Wenn das Licht flackert: Das Besondere
Die Zufallselemente sind das Salz in der Suppe — Geister, Ziele, Geräusche und Jumpscare-Timings ändern sich jede Runde, sodass selten Langeweile aufkommt. Proximity-Voice-Chat ist ein echter Gewinn: Das gemeinsame Herumschreien „Mach das Licht an!“ ist 90 % des Spaßes und sorgt für großartige Streaming-Momente. Perks und Kosmetika bieten eine angenehme Progression; neue Karten und Boni freizuschalten fühlt sich lohnenswert an, weil es eher um Playstyles als um Zahlenpumping geht. Die Mischung aus leichtem Schleich-Feeling, Loop-Runs und überraschenden Schreckmomenten hebt Ghost Janitors von klassischen Geisterjagd-Sims ab.
Atmosphäre, Performance und Präsentation
Grafisch setzt das Spiel auf polierte Realistik mit stimmungsvoller Beleuchtung und detailierten Charaktermodellen; die Mannequin-Gegner sind absurd und einprägsam. Besonders das Audio sticht heraus: räumlicher 3D-Sound, Herzschlag-Signale und plötzliche Schreie reißen einen aus der Ruhe — manchmal zu effektiv, da einige Jumpscare-Sounds sehr laut ausfallen. Auf Windows lief das Spiel bei mir meist flüssig, allerdings berichten andere Spieler von Serverproblemen und gelegentlichen Spawn-Bugs (Gegner erscheinen direkt auf Spielern). Bei der Zugänglichkeit wünschen sich viele bessere Lautstärkeregler und Steam-Deck-Support, damit mehr Leute reinfinden, doch in seiner aktuellen PC-Form ist das Spiel sauber spielbar.

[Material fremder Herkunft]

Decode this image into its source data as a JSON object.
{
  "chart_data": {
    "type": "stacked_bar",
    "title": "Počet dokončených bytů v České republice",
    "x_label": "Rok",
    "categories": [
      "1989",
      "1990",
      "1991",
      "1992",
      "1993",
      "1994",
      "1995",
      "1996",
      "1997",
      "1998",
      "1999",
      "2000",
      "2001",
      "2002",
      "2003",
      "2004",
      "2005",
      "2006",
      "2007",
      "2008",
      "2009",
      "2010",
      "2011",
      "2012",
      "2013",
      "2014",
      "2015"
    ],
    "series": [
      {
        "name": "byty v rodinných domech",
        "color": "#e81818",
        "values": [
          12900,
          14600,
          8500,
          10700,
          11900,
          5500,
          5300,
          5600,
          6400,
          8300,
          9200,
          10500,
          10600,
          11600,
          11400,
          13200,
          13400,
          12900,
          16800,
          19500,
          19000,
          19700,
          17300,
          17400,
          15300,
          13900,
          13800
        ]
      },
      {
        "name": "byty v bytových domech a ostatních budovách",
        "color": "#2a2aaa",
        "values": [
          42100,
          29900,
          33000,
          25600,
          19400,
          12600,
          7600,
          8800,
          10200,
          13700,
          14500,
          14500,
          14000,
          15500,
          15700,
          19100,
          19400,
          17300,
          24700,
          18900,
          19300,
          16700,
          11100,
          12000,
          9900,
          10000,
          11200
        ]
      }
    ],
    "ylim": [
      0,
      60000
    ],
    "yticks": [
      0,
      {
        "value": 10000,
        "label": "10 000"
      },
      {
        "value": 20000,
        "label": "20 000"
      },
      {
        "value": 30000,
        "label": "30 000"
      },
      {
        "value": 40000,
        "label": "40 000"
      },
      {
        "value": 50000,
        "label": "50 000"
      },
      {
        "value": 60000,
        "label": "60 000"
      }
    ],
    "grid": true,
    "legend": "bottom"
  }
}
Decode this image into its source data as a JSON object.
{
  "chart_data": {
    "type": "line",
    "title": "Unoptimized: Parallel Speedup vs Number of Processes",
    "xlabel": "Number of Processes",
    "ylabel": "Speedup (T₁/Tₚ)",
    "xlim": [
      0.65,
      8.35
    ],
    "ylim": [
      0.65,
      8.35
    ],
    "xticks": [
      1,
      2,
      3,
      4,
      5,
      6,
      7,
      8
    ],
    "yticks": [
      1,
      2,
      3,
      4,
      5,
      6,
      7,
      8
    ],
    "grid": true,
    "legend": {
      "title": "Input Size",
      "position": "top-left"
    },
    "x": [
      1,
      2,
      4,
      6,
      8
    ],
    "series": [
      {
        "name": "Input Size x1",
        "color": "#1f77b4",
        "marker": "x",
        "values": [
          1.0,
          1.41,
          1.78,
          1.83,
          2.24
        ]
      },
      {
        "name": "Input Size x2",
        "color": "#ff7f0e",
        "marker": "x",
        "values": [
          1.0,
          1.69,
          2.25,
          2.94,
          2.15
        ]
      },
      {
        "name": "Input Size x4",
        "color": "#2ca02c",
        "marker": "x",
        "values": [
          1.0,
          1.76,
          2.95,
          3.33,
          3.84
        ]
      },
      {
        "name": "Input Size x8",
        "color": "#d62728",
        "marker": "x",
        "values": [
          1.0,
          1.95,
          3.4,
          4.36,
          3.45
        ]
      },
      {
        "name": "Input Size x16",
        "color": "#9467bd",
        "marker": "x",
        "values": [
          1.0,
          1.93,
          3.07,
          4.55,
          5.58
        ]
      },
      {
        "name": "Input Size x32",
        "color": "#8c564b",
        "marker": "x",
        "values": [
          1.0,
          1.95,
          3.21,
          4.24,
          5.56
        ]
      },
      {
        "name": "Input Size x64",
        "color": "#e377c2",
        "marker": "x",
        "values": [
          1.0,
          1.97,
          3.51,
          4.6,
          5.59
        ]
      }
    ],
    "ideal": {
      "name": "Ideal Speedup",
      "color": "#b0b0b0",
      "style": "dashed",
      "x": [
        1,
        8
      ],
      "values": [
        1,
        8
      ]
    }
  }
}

Ghost Janitors ist ein cleverer, alberner und oft gruseliger Koop-Titel, der in Gesellschaft besonders gut funktioniert. Für Streamer und Gruppen, die schnelle, wiederholbare Schreckmomente suchen, ist es ideal; Solospieler könnten jedoch Probleme mit Matchmaking und der Lautstärke der Jumpscares bemängeln. Kaufempfehlung für alle, die chaotische Teamarbeit, Proximity-Chat und zufälligen Horror mögen — aber mit der Bereitschaft, dass noch ein paar Ecken und Kanten ausgebessert werden.










Vorteile
- Lustiger und spannender Koop mit starken Proximity-Chat-Momenten
- Zufällige Geister und Ziele sorgen für Abwechslung
- Glatte Optik und immersiver 3D-Sound
- Sinnvolle kosmetische Freischaltungen und Karten-Progression
Nachteile
- Gelegentliche Server- und Spawn-Bugs laut Community
- Jumpscare-Audio kann zu laut und repetitiv sein
- Derzeit nur für Windows und kleine Spielerbasis in öffentlichen Lobbys
Spielermeinung
Spieler loben Ghost Janitors als großartigen Party-Horror: Proximity-Voice-Chat und die zufälligen Runden erzeugen chaotische, laut-heraus-zu-lachende Momente, die sich gut streamen lassen und im Gedächtnis bleiben. Viele Bewertungen heben hervor, dass das Spielen mit Freunden den Spaß vervielfacht und die Jumpscares wirklich zünden — manchmal sogar zu sehr. Häufige Kritikpunkte sind Bugs (Wartebildschirm auf Spieler, seltsame Spawns) und die Häufigkeit bzw. Lautstärke mancher Jumpscare-Sounds, die viele gerne anpassen möchten. Wiederholte Wünsche betreffen mehr Karten, mehr Geistertypen und Steam-Deck-Optimierung. Wenn du Phasmophobia-ähnische Koop-Spannung magst, aber flottere, actionreichere Runden suchst, sagen Rezensenten: Dann trifft Ghost Janitors ins Schwarze.